Hypervelocity space dust bombards our planet every day. It swirls in the atmosphere, constantly transferring energy, disrupting and even altering light particles and molecules with at least some of the components of life. Gravitational escape is the vice versa to that. Atoms and molecules hanging out above Earth’s stratosphere are not subject to the drag and heating that get in the way at lower elevations and can blast out into space if moving at escape velocity, or the lowest velocity that makes it possible to evade gravity. Any larger particles that may contain microorganisms or at least fingerprints of our planet’s biology usually require a one-two punch to accelerate to escape velocity.

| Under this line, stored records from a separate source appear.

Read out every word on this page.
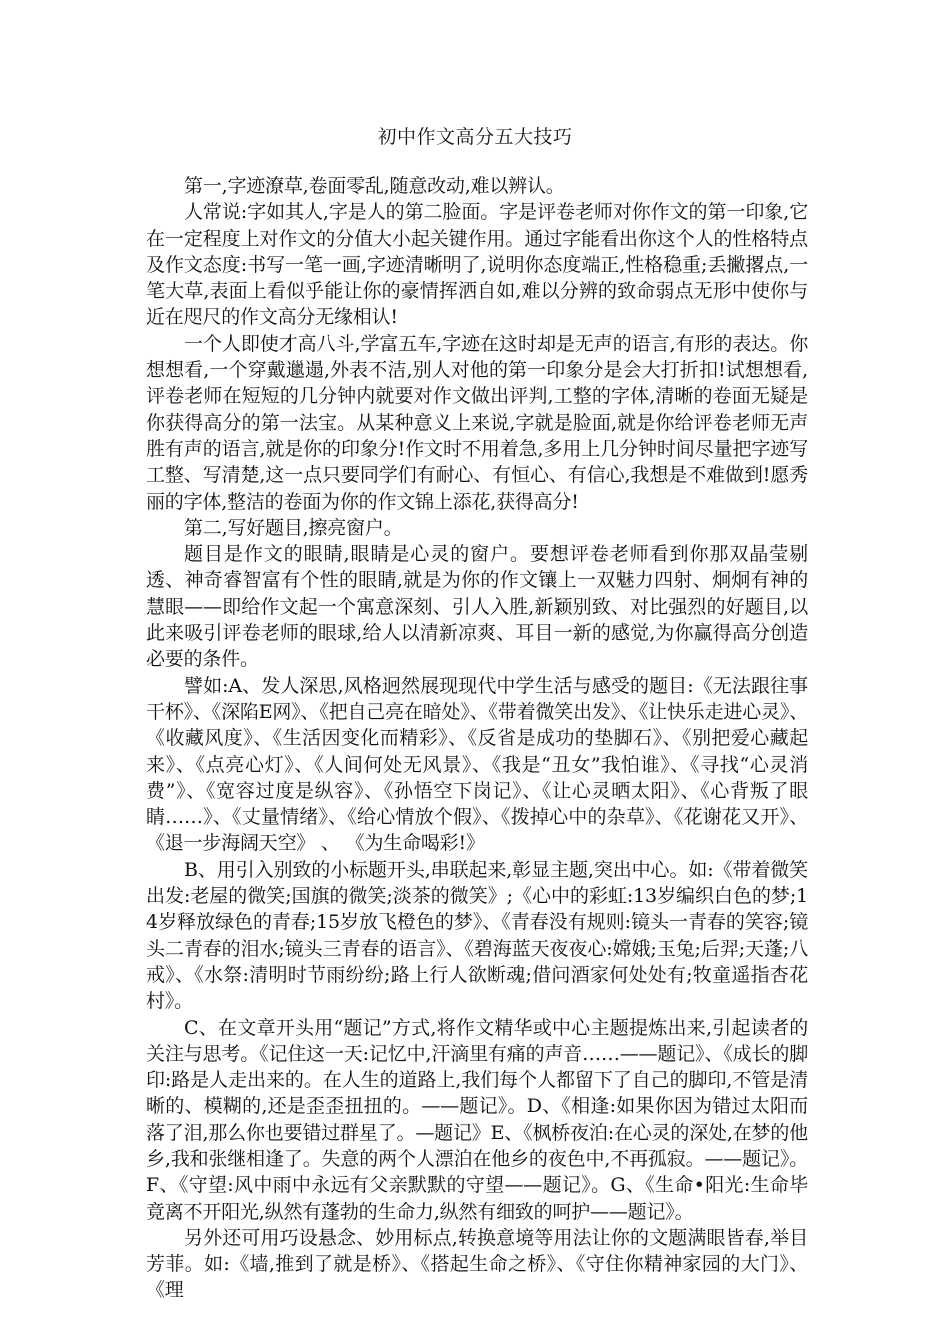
初中作文高分五大技巧

第一,字迹潦草,卷面零乱,随意改动,难以辨认。

人常说:字如其人,字是人的第二脸面。字是评卷老师对你作文的第一印象,它在一定程度上对作文的分值大小起关键作用。通过字能看出你这个人的性格特点及作文态度:书写一笔一画,字迹清晰明了,说明你态度端正,性格稳重;丢撇撂点,一笔大草,表面上看似乎能让你的豪情挥洒自如,难以分辨的致命弱点无形中使你与近在咫尺的作文高分无缘相认!

一个人即使才高八斗,学富五车,字迹在这时却是无声的语言,有形的表达。你想想看,一个穿戴邋遢,外表不洁,别人对他的第一印象分是会大打折扣!试想想看,评卷老师在短短的几分钟内就要对作文做出评判,工整的字体,清晰的卷面无疑是你获得高分的第一法宝。从某种意义上来说,字就是脸面,就是你给评卷老师无声胜有声的语言,就是你的印象分!作文时不用着急,多用上几分钟时间尽量把字迹写工整、写清楚,这一点只要同学们有耐心、有恒心、有信心,我想是不难做到!愿秀丽的字体,整洁的卷面为你的作文锦上添花,获得高分!

第二,写好题目,擦亮窗户。

题目是作文的眼睛,眼睛是心灵的窗户。要想评卷老师看到你那双晶莹剔透、神奇睿智富有个性的眼睛,就是为你的作文镶上一双魅力四射、炯炯有神的慧眼——即给作文起一个寓意深刻、引人入胜,新颖别致、对比强烈的好题目,以此来吸引评卷老师的眼球,给人以清新凉爽、耳目一新的感觉,为你赢得高分创造必要的条件。

譬如:A、发人深思,风格迥然展现现代中学生活与感受的题目:《无法跟往事干杯》、《深陷E网》、《把自己亮在暗处》、《带着微笑出发》、《让快乐走进心灵》、《收藏风度》、《生活因变化而精彩》、《反省是成功的垫脚石》、《别把爱心藏起来》、《点亮心灯》、《人间何处无风景》、《我是“丑女”我怕谁》、《寻找“心灵消费”》、《宽容过度是纵容》、《孙悟空下岗记》、《让心灵晒太阳》、《心背叛了眼睛……》、《丈量情绪》、《给心情放个假》、《拨掉心中的杂草》、《花谢花又开》、《退一步海阔天空》 、 《为生命喝彩!》

B、用引入别致的小标题开头,串联起来,彰显主题,突出中心。如:《带着微笑出发:老屋的微笑;国旗的微笑;淡茶的微笑》;《心中的彩虹:13岁编织白色的梦;14岁释放绿色的青春;15岁放飞橙色的梦》、《青春没有规则:镜头一青春的笑容;镜头二青春的泪水;镜头三青春的语言》、《碧海蓝天夜夜心:嫦娥;玉兔;后羿;天蓬;八戒》、《水祭:清明时节雨纷纷;路上行人欲断魂;借问酒家何处处有;牧童遥指杏花村》。

C、在文章开头用“题记”方式,将作文精华或中心主题提炼出来,引起读者的关注与思考。《记住这一天:记忆中,汗滴里有痛的声音……——题记》、《成长的脚印:路是人走出来的。在人生的道路上,我们每个人都留下了自己的脚印,不管是清晰的、模糊的,还是歪歪扭扭的。——题记》。D、《相逢:如果你因为错过太阳而落了泪,那么你也要错过群星了。—题记》E、《枫桥夜泊:在心灵的深处,在梦的他乡,我和张继相逢了。失意的两个人漂泊在他乡的夜色中,不再孤寂。——题记》。F、《守望:风中雨中永远有父亲默默的守望——题记》。G、《生命•阳光:生命毕竟离不开阳光,纵然有蓬勃的生命力,纵然有细致的呵护——题记》。

另外还可用巧设悬念、妙用标点,转换意境等用法让你的文题满眼皆春,举目芳菲。如:《墙,推到了就是桥》、《搭起生命之桥》、《守住你精神家园的大门》、《理
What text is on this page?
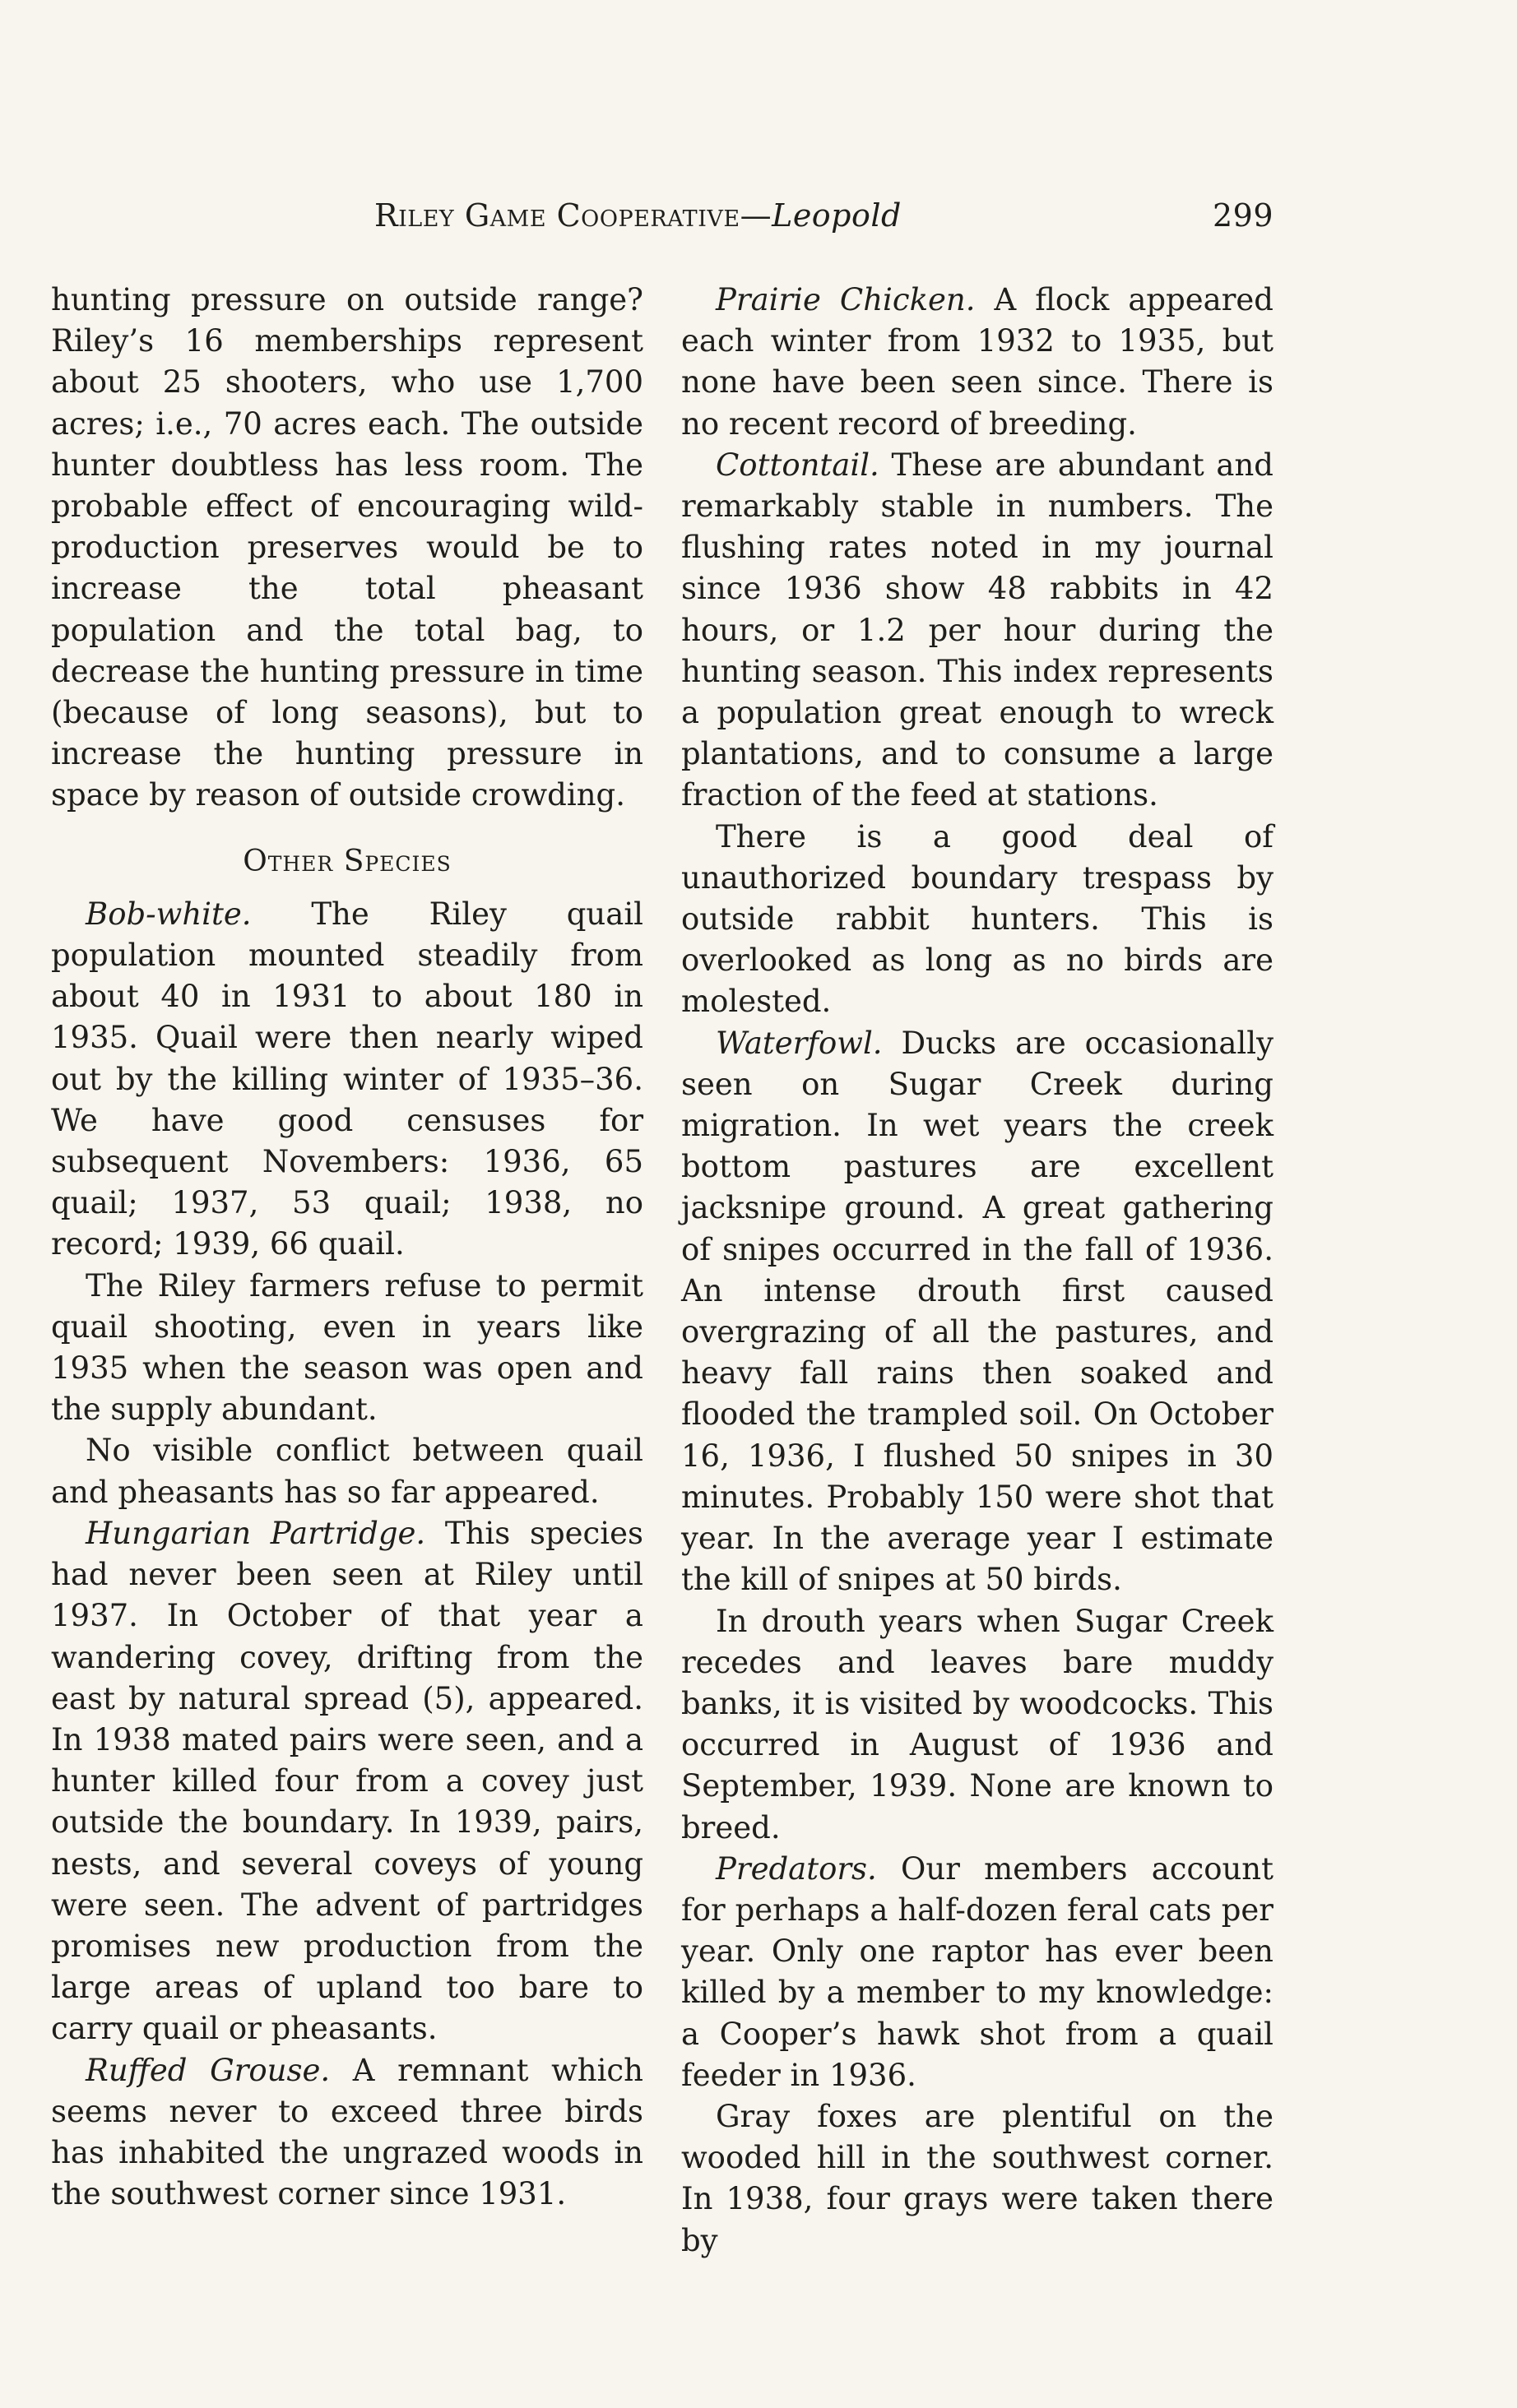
Riley Game Cooperative—Leopold	299

hunting pressure on outside range? Riley’s 16 memberships represent about 25 shooters, who use 1,700 acres; i.e., 70 acres each. The outside hunter doubtless has less room. The probable effect of encouraging wild-production preserves would be to increase the total pheasant population and the total bag, to decrease the hunting pressure in time (because of long seasons), but to increase the hunting pressure in space by reason of outside crowding.

Other Species

Bob-white. The Riley quail population mounted steadily from about 40 in 1931 to about 180 in 1935. Quail were then nearly wiped out by the killing winter of 1935–36. We have good censuses for subsequent Novembers: 1936, 65 quail; 1937, 53 quail; 1938, no record; 1939, 66 quail.

The Riley farmers refuse to permit quail shooting, even in years like 1935 when the season was open and the supply abundant.

No visible conflict between quail and pheasants has so far appeared.

Hungarian Partridge. This species had never been seen at Riley until 1937. In October of that year a wandering covey, drifting from the east by natural spread (5), appeared. In 1938 mated pairs were seen, and a hunter killed four from a covey just outside the boundary. In 1939, pairs, nests, and several coveys of young were seen. The advent of partridges promises new production from the large areas of upland too bare to carry quail or pheasants.

Ruffed Grouse. A remnant which seems never to exceed three birds has inhabited the ungrazed woods in the southwest corner since 1931.

Prairie Chicken. A flock appeared each winter from 1932 to 1935, but none have been seen since. There is no recent record of breeding.

Cottontail. These are abundant and remarkably stable in numbers. The flushing rates noted in my journal since 1936 show 48 rabbits in 42 hours, or 1.2 per hour during the hunting season. This index represents a population great enough to wreck plantations, and to consume a large fraction of the feed at stations.

There is a good deal of unauthorized boundary trespass by outside rabbit hunters. This is overlooked as long as no birds are molested.

Waterfowl. Ducks are occasionally seen on Sugar Creek during migration. In wet years the creek bottom pastures are excellent jacksnipe ground. A great gathering of snipes occurred in the fall of 1936. An intense drouth first caused overgrazing of all the pastures, and heavy fall rains then soaked and flooded the trampled soil. On October 16, 1936, I flushed 50 snipes in 30 minutes. Probably 150 were shot that year. In the average year I estimate the kill of snipes at 50 birds.

In drouth years when Sugar Creek recedes and leaves bare muddy banks, it is visited by woodcocks. This occurred in August of 1936 and September, 1939. None are known to breed.

Predators. Our members account for perhaps a half-dozen feral cats per year. Only one raptor has ever been killed by a member to my knowledge: a Cooper’s hawk shot from a quail feeder in 1936.

Gray foxes are plentiful on the wooded hill in the southwest corner. In 1938, four grays were taken there by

Some force has to kick them into the upper atmosphere before space dust particles collide with them and send them flying into the unknown.

 

 

So what does all this really mean for us and any hypothetical alien life out there?

 

With so much space dust whirling in, our planet could suddenly be colonized by micro-aliens, or microbial Earthlings could be crawling on some other planet light-years away—in theory. The reality is much more complex. Space dust doesn’t exactly offer luxury travel accommodations. Think killer radiation, temperatures far below freezing, and exposure to the vacuum of space. Tardigrades and some other nearly indestructible microoganisms can survive these extremes. They can hide out in grains of rock as they travel to other worlds via cosmic dust storm.

 

"It has been shown in previous studies that bacteria can endure such stress," Queenie Chan, who led another study that unearthed hydrocarbons and amino acids in meteorites that had crashed to Earth, told Phys.org. "But they have to be protected within volatile-rich bodies, or rocks of a few centimeters which can offer a shielding effect."

 

This is kind of a big deal because it’s the first time scientists have ever found abundant extraterrestrial organic matter associated with liquid water, which could reveal where and how these compounds emerged from space and even the origins of life. The salt crystals in the meteorites Chan and her team found can be a haven for many organic compounds when an asteroid still has plenty of water ice. The scientists revealed carbon and amino acids through a method called—wait for it—ultra-performance liquid chromatography fluorescence detection and quadrupole time-of-flight hybrid mass spectrometry.

 

Findings like this can lead us to the origin of the meteorites, which likely escaped from somewhere around Jupiter, whose moon Europa may be hiding more organic compounds in its icy crust and subterranean oceans.

 

Could everything in our cells have originated from distant galaxies? No one knows for sure yet, but we do know Carl Sagan continues to blow minds.